Что же такое хранится в деревянном футляре, если благородные господа убивают друг друга, как воры в прибрежных харчевнях?
Старик предпочитал не знать этого.
Он предпочитал быть как можно дальше от страшных храмовых тайн.
Капитан Журавлева была собой очень недовольна. И вовсе не потому, что получила нагоняй от начальства. Выговор – дело привычное, а начальство на то и начальство, чтобы всегда быть недовольным. Да и с чего радоваться-то, если убийство не только не раскрыто, но даже и подвижек никаких в этом деле нет, да что там – даже личность убитой установить не удалось!
Наталья недовольна была собой совершенно по другой причине. Вернее, по двум причинам. Во-первых, у нее в голове не было никаких идей по поводу раскрытия преступления. Начальство, кстати, за идеи эти иногда Наталью поругивало – дескать, вечно ее заносит. Но все же прислушивалось в некоторых случаях, и пару раз даже похвалило, когда идеи действительно помогли раскрыть трудные дела.
Но в данном конкретном случае все идеи капитана Журавлевой благополучно провалились. Идея, собственно, была одна, и звали ее – Дмитрий Алексеевич Старыгин. У ее начальства Старыгин тоже вызывал большие подозрения, поскольку крутился вокруг убитой, но не сажать же, в самом деле, человека в камеру только из-за того, что он дал жертве преступления свою ручку. Особо ретивые подчиненные капитана Журавлевой предлагали Старыгина немножко попрессовать на допросе – тогда, дескать, дело быстро раскроем. Признается как миленький, потому что тип подозрительный, сразу видно – что-то скрывает. Наталье Старыгин тоже не слишком нравился – уж больно высокомерный да насмешливый, однако она навела о нем справки и представила начальству доклад – талантливый реставратор, признанный знаток искусства, специалист международного класса, много лет работает в Эрмитаже, часто бывает за границей. Вряд ли такой человек способен пригласить в гости женщину, а потом убить ее, да еще в чужой квартире. Эксперты однозначно утверждали, что убитая умерла тут же, на месте, и тело никуда не переносили.

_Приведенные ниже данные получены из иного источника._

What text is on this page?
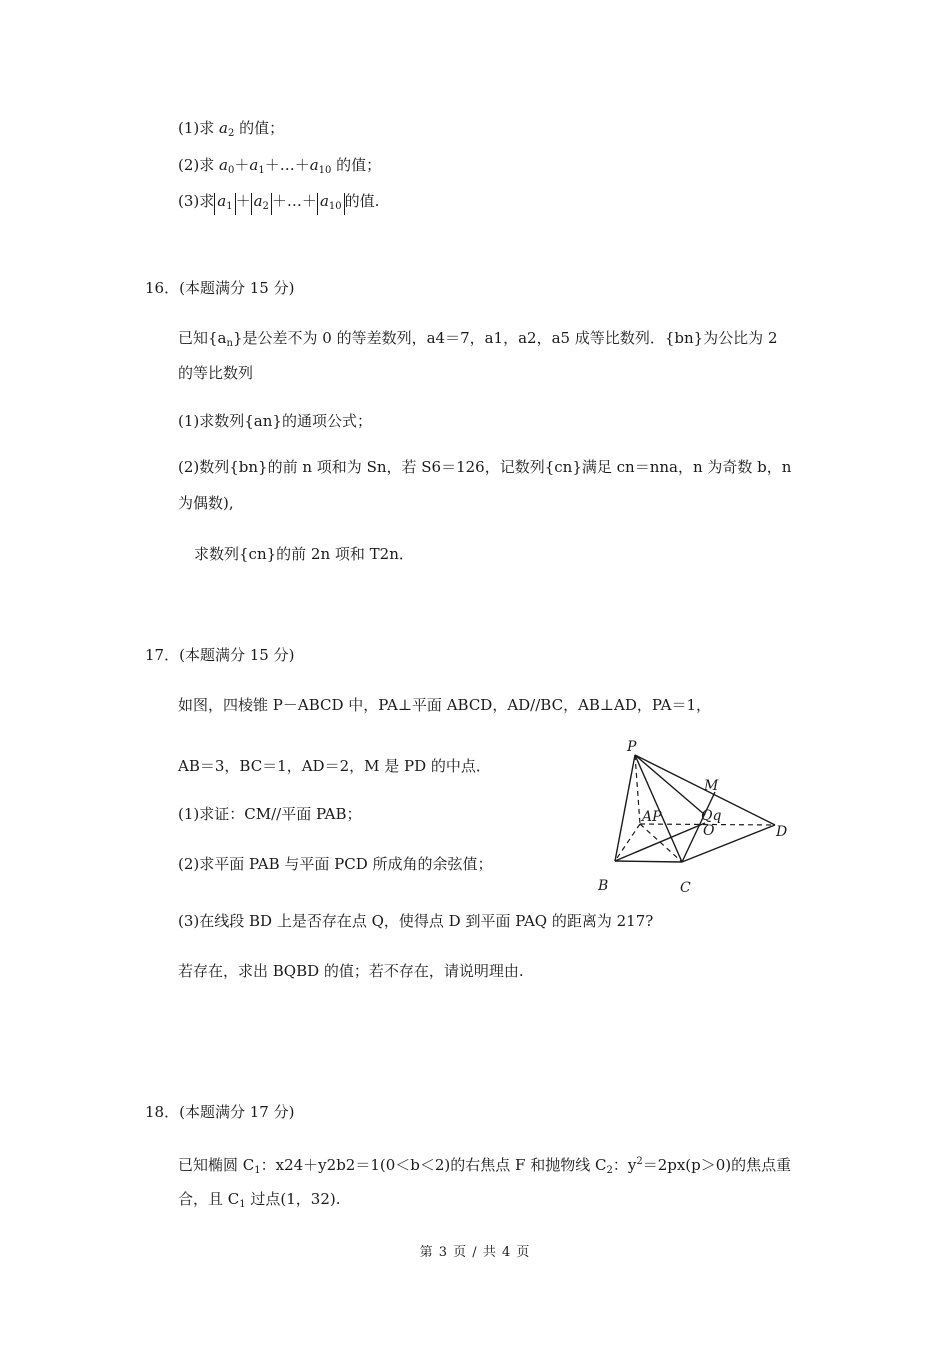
(1)求 $a_2$ 的值；
(2)求 $a_0+a_1+\dots+a_{10}$ 的值；
(3)求 $a_1 + a_2$ ＋…＋ $a_{10}$ 的值.
16．(本题满分 15 分)
已知$\{a_n\}$是公差不为 0 的等差数列，a4＝7，a1，a2，a5 成等比数列．{bn}为公比为 2
的等比数列
(1)求数列{an}的通项公式；
(2)数列{bn}的前 n 项和为 Sn，若 S6＝126，记数列{cn}满足 cn＝nna，n 为奇数 b，n
为偶数),
求数列{cn}的前 2n 项和 T2n．
17．(本题满分 15 分)
如图，四棱锥 P－ABCD 中，PA⊥平面 ABCD，AD//BC，AB⊥AD，PA＝1，
AB＝3，BC＝1，AD＝2，M 是 PD 的中点．
(1)求证：CM//平面 PAB；
(2)求平面 PAB 与平面 PCD 所成角的余弦值；
(3)在线段 BD 上是否存在点 Q，使得点 D 到平面 PAQ 的距离为 217?
若存在，求出 BQBD 的值；若不存在，请说明理由.
P
M
AP	Qq
O	D
B	C
18．(本题满分 17 分)
已知椭圆 $C_1$：x24＋y2b2＝1(0＜b＜2)的右焦点 F 和抛物线 $C_2$：$y^2=2px(p>0)$的焦点重
合，且 $C_1$ 过点(1，32).
第 3 页 / 共 4 页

И тогда Наталья решила, что дело это – особенное, раз уж всплыла библейская Книга Бытия, а также картина французского художника Триозона, да еще странное письмо, присланное Старыгину. Она обхаживала этого типа как могла, заявилась к нему на квартиру, кокетничала и заигрывала с его котом, но толку от этого не было никакого. Ну пришло письмо, а в нем – отрывок из странной статьи, так его к делу не пришьешь! Это только она, Наталья, видела здесь несомненную связь с кровавой надписью на стене, а начальству-то попробуй объясни! Она даже потащилась в Эрмитаж – это в рабочее-то время, наврав Старыгину, что у нее выходной. Выходной, как же, да кто ей его даст, когда убийство нераскрытое на шее висит!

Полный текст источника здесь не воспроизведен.